A favorite off the new brunch menu at The Macintosh is The Mac Attack ($13). A savory bread pudding is flavored with bone marrow fat and seared so it almost looks like a piece of French toast. They top it with house-made hollandaise and serve it with three pieces of pork belly, poached eggs, and wilted greens. “The savory nature of the bread pudding and that rich decadence you get with the bone marrow makes for a nice, light savory presentation,” Chef de Cuisine Chris Delaney says.

The fried fish and grits ($12.50) is a new addition to the menu at Poogan’s Porch. They start with two fried flounder, which are topped with stone-ground yellow grits, stewed local tomatoes and okra, and sharp cheddar cheese. Finally, they top it with a medium fried egg and chives. The steak and egg dish ($15) is a long-standing favorite according to Executive Chef Daniel Doyle. Hanger steak is marinated in a BBQ sauce, roasted and drizzled with a Bloody Mary gastrique, a tangy caramelized sauce. They serve it with blue cheese hashbrowns, collard greens, and a choice of fried or poached eggs.  

Pierre Estoppey, owner of Leaf, suggests the Leaf Benedict from his brunch menu ($17). Toasted brioche is topped with a poached egg and hollandaise sauce and a choice of smoked salmon, crab cake, braised pork belly, or beef tenderloin. Or for something sweet, Estoppey says the French toast is one of their top sellers. It’s a light bread dish served with sweet cream cheese. All brunch items include a Bloody Mary or mimosa, a cup of fresh fruit, and potatoes.

Two Boroughs Larder goes against the grain with their Saturday brunch and, according to chef Josh Keeler, it’s working out just fine for the small, locally owned and operated restaurant. Their brunch menu changes from week to week, and this week it’s featuring a corned beef hash ($10). Keeler says they get their meats from Keegan-Filion, a free-range farm in Walterboro. The pork used in the corned beef hash is brined, smoked, and served with loaded fingerling potatoes with salsa verde. They confit the potatoes in olive oil before cutting them up and sautéing them in a pan with peppers and onions. They’re loaded with a hot cheddar sauce and a classic sausage crème gravy, which is made in house. According to Keeler, the dish is nice and hearty, a perfect treat for the colder weather.

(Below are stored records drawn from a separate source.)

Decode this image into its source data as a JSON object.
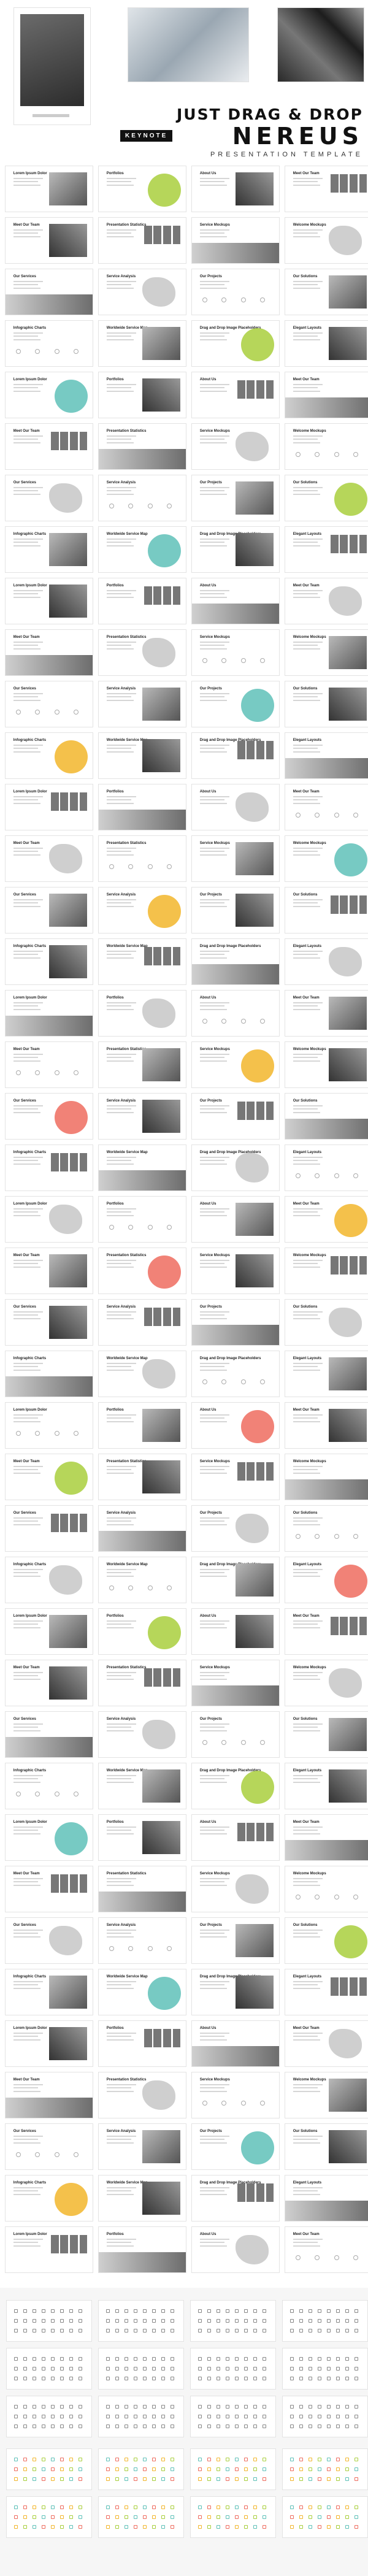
{
  "header": {
    "line1": "JUST DRAG & DROP",
    "badge": "KEYNOTE",
    "line2": "NEREUS",
    "line3": "PRESENTATION TEMPLATE"
  },
  "colors": {
    "teal": "#5fc1b8",
    "green": "#a9cf3d",
    "coral": "#ee6c5f",
    "gold": "#f2b62c"
  },
  "slide_titles": [
    "Lorem Ipsum Dolor",
    "Portfolios",
    "About Us",
    "Meet Our Team",
    "Meet Our Team",
    "Presentation Statistics",
    "Service Mockups",
    "Welcome Mockups",
    "Our Services",
    "Service Analysis",
    "Our Projects",
    "Our Solutions",
    "Infographic Charts",
    "Worldwide Service Map",
    "Drag and Drop Image Placeholders",
    "Elegant Layouts"
  ]
}
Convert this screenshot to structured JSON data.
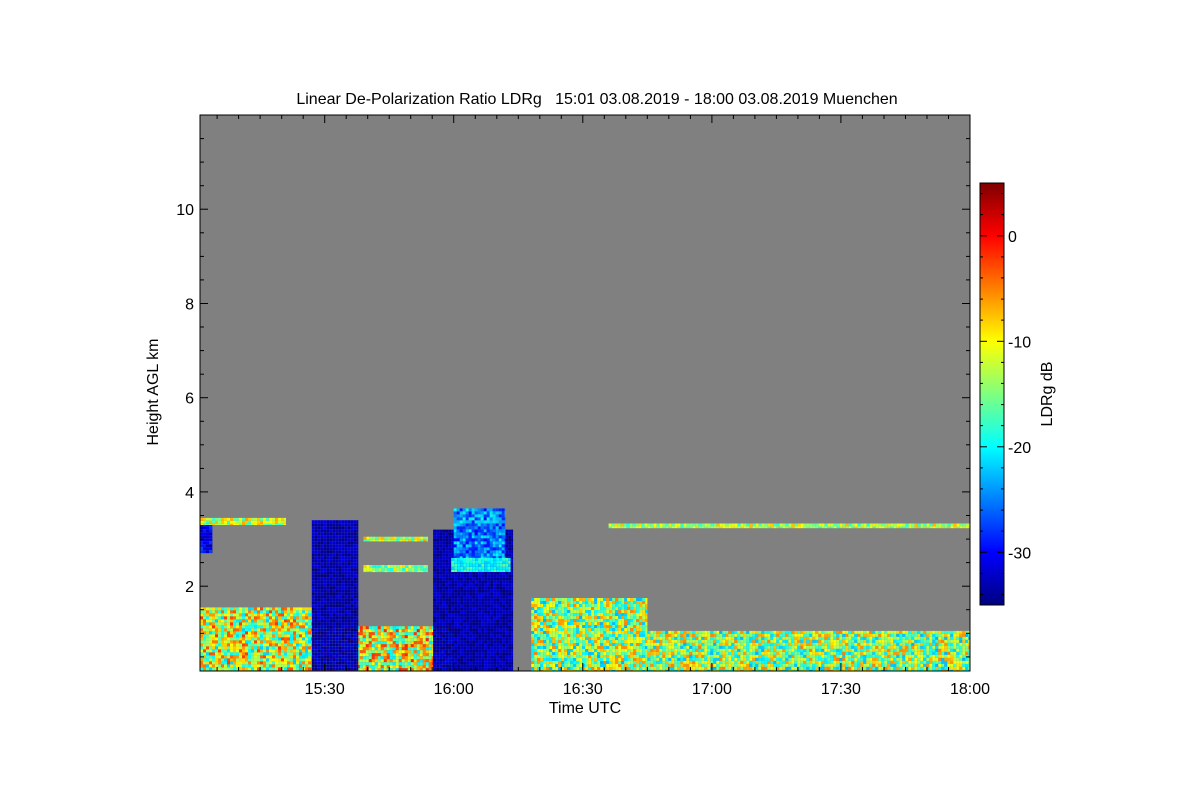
{
  "chart_data": {
    "type": "heatmap",
    "title": "Linear De-Polarization Ratio LDRg   15:01 03.08.2019 - 18:00 03.08.2019 Muenchen",
    "xlabel": "Time UTC",
    "ylabel": "Height AGL km",
    "colorbar_label": "LDRg dB",
    "x_unit": "hours UTC",
    "xlim": [
      15.017,
      18.0
    ],
    "ylim": [
      0.2,
      12.0
    ],
    "x_ticks": [
      {
        "value": 15.5,
        "label": "15:30"
      },
      {
        "value": 16.0,
        "label": "16:00"
      },
      {
        "value": 16.5,
        "label": "16:30"
      },
      {
        "value": 17.0,
        "label": "17:00"
      },
      {
        "value": 17.5,
        "label": "17:30"
      },
      {
        "value": 18.0,
        "label": "18:00"
      }
    ],
    "y_ticks": [
      {
        "value": 2,
        "label": "2"
      },
      {
        "value": 4,
        "label": "4"
      },
      {
        "value": 6,
        "label": "6"
      },
      {
        "value": 8,
        "label": "8"
      },
      {
        "value": 10,
        "label": "10"
      }
    ],
    "colorbar_range": [
      -35,
      5
    ],
    "colorbar_ticks": [
      {
        "value": 0,
        "label": "0"
      },
      {
        "value": -10,
        "label": "-10"
      },
      {
        "value": -20,
        "label": "-20"
      },
      {
        "value": -30,
        "label": "-30"
      }
    ],
    "colormap": [
      "#00007f",
      "#0000ff",
      "#007fff",
      "#00ffff",
      "#7fff7f",
      "#ffff00",
      "#ff7f00",
      "#ff0000",
      "#7f0000"
    ],
    "no_data_color": "#808080",
    "regions": [
      {
        "name": "boundary-layer-1",
        "x": [
          15.017,
          15.45
        ],
        "y": [
          0.2,
          1.55
        ],
        "value": -12,
        "spread": 10
      },
      {
        "name": "boundary-layer-2",
        "x": [
          15.45,
          16.0
        ],
        "y": [
          0.2,
          1.15
        ],
        "value": -11,
        "spread": 10
      },
      {
        "name": "boundary-layer-3",
        "x": [
          16.3,
          16.75
        ],
        "y": [
          0.2,
          1.75
        ],
        "value": -14,
        "spread": 9
      },
      {
        "name": "boundary-layer-4",
        "x": [
          16.75,
          18.0
        ],
        "y": [
          0.2,
          1.05
        ],
        "value": -14,
        "spread": 9
      },
      {
        "name": "rain-shaft-1",
        "x": [
          15.45,
          15.63
        ],
        "y": [
          0.2,
          3.4
        ],
        "value": -33,
        "spread": 2
      },
      {
        "name": "rain-shaft-2",
        "x": [
          15.92,
          16.23
        ],
        "y": [
          0.2,
          3.2
        ],
        "value": -33,
        "spread": 2
      },
      {
        "name": "cloud-top",
        "x": [
          16.0,
          16.2
        ],
        "y": [
          2.5,
          3.65
        ],
        "value": -25,
        "spread": 5
      },
      {
        "name": "melting-layer",
        "x": [
          15.99,
          16.22
        ],
        "y": [
          2.3,
          2.6
        ],
        "value": -19,
        "spread": 3
      },
      {
        "name": "cloud-edge-left",
        "x": [
          15.017,
          15.065
        ],
        "y": [
          2.7,
          3.4
        ],
        "value": -30,
        "spread": 3
      },
      {
        "name": "thin-layer-1",
        "x": [
          15.017,
          15.35
        ],
        "y": [
          3.3,
          3.45
        ],
        "value": -12,
        "spread": 6
      },
      {
        "name": "thin-layer-2",
        "x": [
          15.65,
          15.9
        ],
        "y": [
          2.3,
          2.45
        ],
        "value": -14,
        "spread": 6
      },
      {
        "name": "thin-layer-3",
        "x": [
          15.65,
          15.9
        ],
        "y": [
          2.95,
          3.05
        ],
        "value": -12,
        "spread": 6
      },
      {
        "name": "thin-layer-4",
        "x": [
          16.6,
          18.0
        ],
        "y": [
          3.23,
          3.33
        ],
        "value": -13,
        "spread": 6
      }
    ]
  }
}
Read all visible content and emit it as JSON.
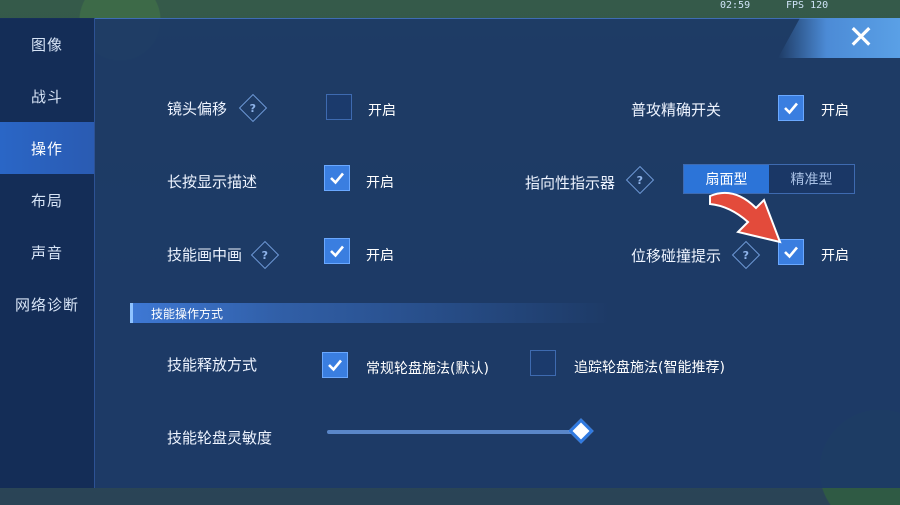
{
  "hud": {
    "time": "02:59",
    "fps": "FPS 120"
  },
  "sidebar": {
    "items": [
      {
        "label": "图像"
      },
      {
        "label": "战斗"
      },
      {
        "label": "操作",
        "active": true
      },
      {
        "label": "布局"
      },
      {
        "label": "声音"
      },
      {
        "label": "网络诊断"
      }
    ]
  },
  "close_label": "✕",
  "settings": {
    "camera_offset": {
      "label": "镜头偏移",
      "checked": false,
      "option": "开启"
    },
    "long_press_desc": {
      "label": "长按显示描述",
      "checked": true,
      "option": "开启"
    },
    "skill_pip": {
      "label": "技能画中画",
      "checked": true,
      "option": "开启"
    },
    "precise_attack": {
      "label": "普攻精确开关",
      "checked": true,
      "option": "开启"
    },
    "directional_indicator": {
      "label": "指向性指示器",
      "options": [
        "扇面型",
        "精准型"
      ],
      "selected": "扇面型"
    },
    "displacement_hint": {
      "label": "位移碰撞提示",
      "checked": true,
      "option": "开启"
    }
  },
  "section": {
    "title": "技能操作方式"
  },
  "skill_release": {
    "label": "技能释放方式",
    "option_1": {
      "text": "常规轮盘施法(默认)",
      "checked": true
    },
    "option_2": {
      "text": "追踪轮盘施法(智能推荐)",
      "checked": false
    }
  },
  "sensitivity": {
    "label": "技能轮盘灵敏度",
    "value": 1.0
  },
  "colors": {
    "panel": "#1c3868",
    "accent": "#3a7ee0",
    "arrow": "#e34b3b"
  }
}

The crème puffs ($1 each) at Butcher & Bee have been popular in the past few weeks. The pastry dough is made with slowly heated milk, butter, and flour and a few eggs to add volume, which creates the puff effect. The hollow dough is baked and filled with vanilla bean crème, dipped in chocolate and sprinkled with powdered sugar. Chef Stuart Tracy says they’re messy, fun, and will take you right back to the sticky-fingered days of your youth.